Vervolgens gaan de kleinere stukjes de dunne darm in. De dunne darm is een lange buis van ongeveer 1,5 - 2 inch rond en is verpakt onder de maag. De dunne darm van een volwassene is ongeveer 6,7 meter lang. De meeste chemische vertering en bijna alle opname van voedingsstoffen vinden plaats in de dunne darm.
De dunne darm bestaat uit drie delen:
De dunne darm helpt bij het extraheren van voedingsstoffen met behulp van sappen die worden uitgescheiden door drie andere organen, namelijk pancreas, lever en galblaas.
Uw voedsel kan tot 4 uur in de dunne darm blijven en zal een zeer dun, waterig mengsel worden.
Deze voedingsstoffen gaan naar de lever en de overgebleven afvalstoffen - delen van het voedsel die je lichaam niet kan gebruiken - gaan naar de dikke darm.
Het voedingsrijke bloed komt direct naar de lever voor verwerking. De lever filtert schadelijke stoffen of afval, waardoor een deel van het afval in meer gal verandert.

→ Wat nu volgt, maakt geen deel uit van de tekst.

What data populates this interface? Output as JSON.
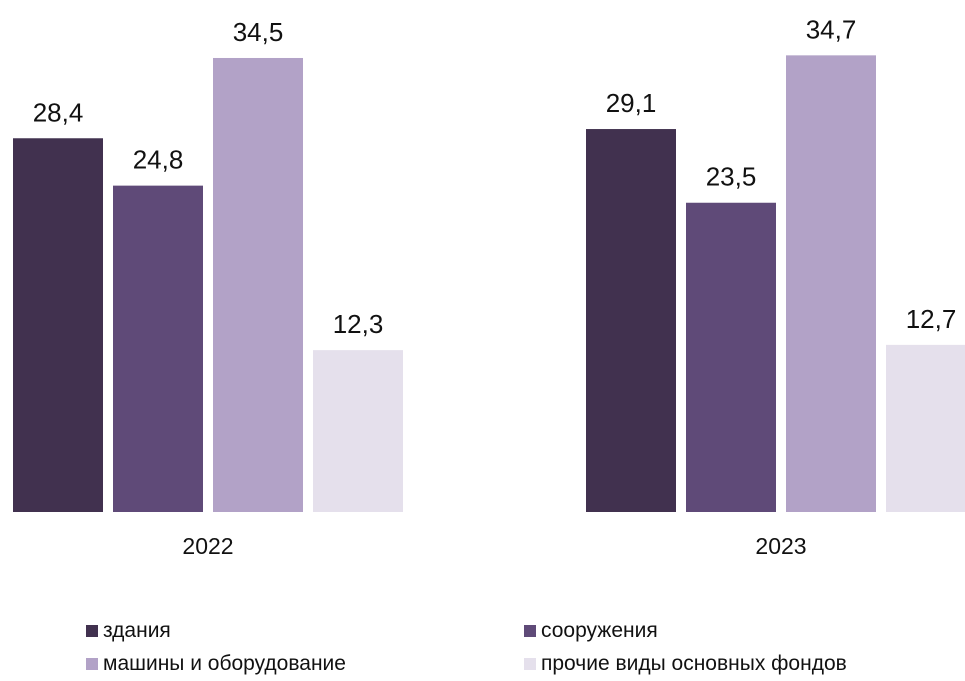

De laatste fase is de dikke darm. Al het voedsel dat het lichaam niet nodig heeft of niet kan gebruiken, wordt naar de dikke darm gestuurd en verlaat het lichaam later als afvalstof. Voordat het gaat, gaat het door het deel van de dikke darm dat de dikke darm wordt genoemd, waar het lichaam zijn laatste kans krijgt om het water en sommige mineralen in het bloed op te nemen. Naarmate het water het afvalproduct verlaat, wordt wat er overblijft steeds harder en harder naarmate het verder beweegt, totdat het een vaste stof wordt (poep genaamd).
De dikke darm duwt de poep in het rectum, de allerlaatste stop op het spijsverteringskanaal. Het vaste afval blijft hier totdat je klaar bent om naar het toilet te gaan. Als je naar het toilet gaat, raak je dit vaste afval kwijt door het door de anus te duwen.